Shades from Wool and Silk shown in colour Silver.
My appreciation for carpets is usually centered around one of two (2) areas of interest for me; Things I like and things I don’t like. Lapchi is a thing I like, for things I don’t like, read the next section. I also like subtle carpets and I like bold carpets. I like colour and I like colourful. I dislike beige (not this $###& again) and so it will be a bit of a shock when you see this:
Axiometric by Lapchi shown in colour Oat/Wet Sand
Axiometric (or Galileo as I was told at NYICS) is a beautifully designed and executed carpet from Lapchi, one whose design has the ability to work both as a tonal rug (as shown in “beige”) or as a vibrant mutlicoloured masterpiece (or so I imagine). Not only would I like to see this design rendered in a deep rich greenish grey – to mimic the look of an inlaid stone floor, but I would also like to see it with fifteen to twenty (15-20) saturated hues, the design outlined in cream creating a near garish carpet reminiscent of the ceilings from which this is surely inspired. This versatility is what I like most about this design and which – for a company specializing in custom made – has to bring added value to those who purchase it for sale.
Continuing trend or has it jumped the shark? You decide.
I remember the very first time I saw an overdyed older persian carpet, and I’ve mentioned it here before, but for those of you unfamiliar: A few years back I was leaving the Metro Market Week Dinner and meeting up with a friend for a few (more) drinks and as we walked past the windows of ABC Carpet and Home, there they were. I was struck by the beauty, the innovative use (of stale inventory), and the general beauty of them. The same is true of when I first saw a patchwork carpet. I love how it can take the serviceable sections of worn carpets piecing them together to create something of newfound value, and as a contemporary rug it pays homage to the under appreciated (in my opinion) panel bakhtiari.
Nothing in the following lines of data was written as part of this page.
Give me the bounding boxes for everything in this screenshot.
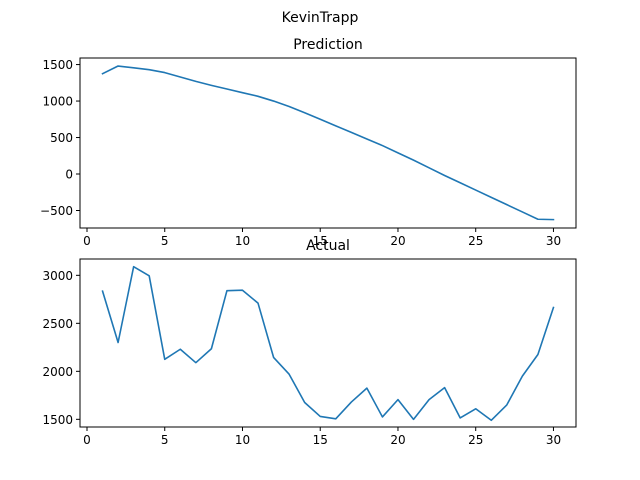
y-tick-label: 500 — [50, 131, 73, 145]
x-tick-label: 15 — [313, 433, 328, 447]
x-tick-label: 5 — [161, 433, 169, 447]
plot-title: Actual — [306, 238, 350, 254]
y-tick-label: 1000 — [42, 95, 73, 109]
x-tick-label: 25 — [468, 234, 483, 248]
x-tick-label: 0 — [83, 433, 91, 447]
figure-suptitle: KevinTrapp — [282, 10, 359, 26]
series-line — [101, 265, 555, 422]
y-tick-label: 0 — [65, 168, 73, 182]
subplot-prediction: Prediction 0 5 10 15 20 25 30 −500 0 500 1000 1500 — [40, 37, 577, 248]
x-tick-label: 25 — [468, 433, 483, 447]
axes-frame — [79, 57, 577, 229]
y-tick-label: 2500 — [42, 317, 73, 331]
x-tick-label: 5 — [161, 234, 169, 248]
x-tick-label: 10 — [235, 433, 250, 447]
y-tick-label: 2000 — [42, 365, 73, 379]
x-tick-label: 30 — [546, 433, 561, 447]
y-tick-label: 3000 — [42, 269, 73, 283]
x-tick-label: 20 — [390, 433, 405, 447]
x-tick-label: 10 — [235, 234, 250, 248]
x-tick-label: 20 — [390, 234, 405, 248]
y-tick-label: 1500 — [42, 58, 73, 72]
plot-title: Prediction — [293, 37, 363, 53]
subplot-actual: Actual 0 5 10 15 20 25 30 1500 2000 2500 3000 — [42, 238, 577, 447]
y-tick-label: 1500 — [42, 413, 73, 427]
x-tick-label: 15 — [313, 234, 328, 248]
series-line — [101, 65, 555, 221]
x-tick-label: 30 — [546, 234, 561, 248]
y-tick-label: −500 — [40, 204, 73, 218]
x-tick-label: 0 — [83, 234, 91, 248]
axes-frame — [79, 258, 577, 428]
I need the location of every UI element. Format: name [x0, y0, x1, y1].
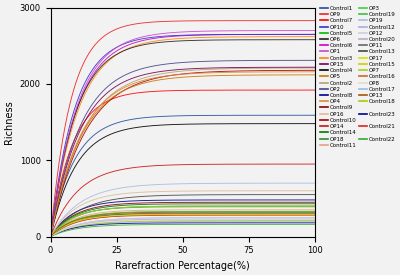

Frankly, these are elegant solutions to real problems facing the world of rugs.
Of course it was not long until patchwork hooked up with overdyed and spawned the overdyed patchwork carpet. Again, inherently not a bad idea. Overdying a patchwork allows a producer to combine fragments that may not share a cohesive colour palate, and thus increases the number of patchwork carpets that can be made. One could also argue it allows for a lazy uncreative less artistic approach to patchwork composition as colour is no longer of any real concern, but the two (2) are so interconnected we’ll just chalk it up to the former as I’m feeling rather gregarious at the moment.
But then along came the spider, and it “all” went to crap. Producers looking to cash in on the trend(s) of overdyed, patchwork and overdyed patchwork, but without inventory stocks of their own – in either stale old inventory or fragments – decided to start making things anew. Vulgar ugly new carpets to be overdyed, and carpets solely to be used a fragments started rolling off the looms, and with them so too did the beauty behind the carpets’ original concepts become bastardized.
And just when you thought it could not get any worse, along comes machine made knockoffs, replete with fake stitching to hold the imaginary pieces together, and that dear readers is an abomination.
So, if you want an overdyed, patchwork, or overdyed patchwork carpet, and there is no reason not to want one as they are beautiful, just make sure you get one that is made of stale inventory, or genuinely worn out carpet fragments. Otherwise you are just creating more stale inventory and encouraging a further decline in creativity and originality in the rug industry.
Selection of Patchwork Samples from Creative Touch
Photo Courtesy of Rug News and Design
**Note: I would like to add that I had to borrow the image of the Creative Touch samples as when I visited “The Rug Show” no one was in the Creative Touch booth and I did not want to intrude without an invitation.
Lot’s of great things eh? Enjoy as always, thank you and good bye.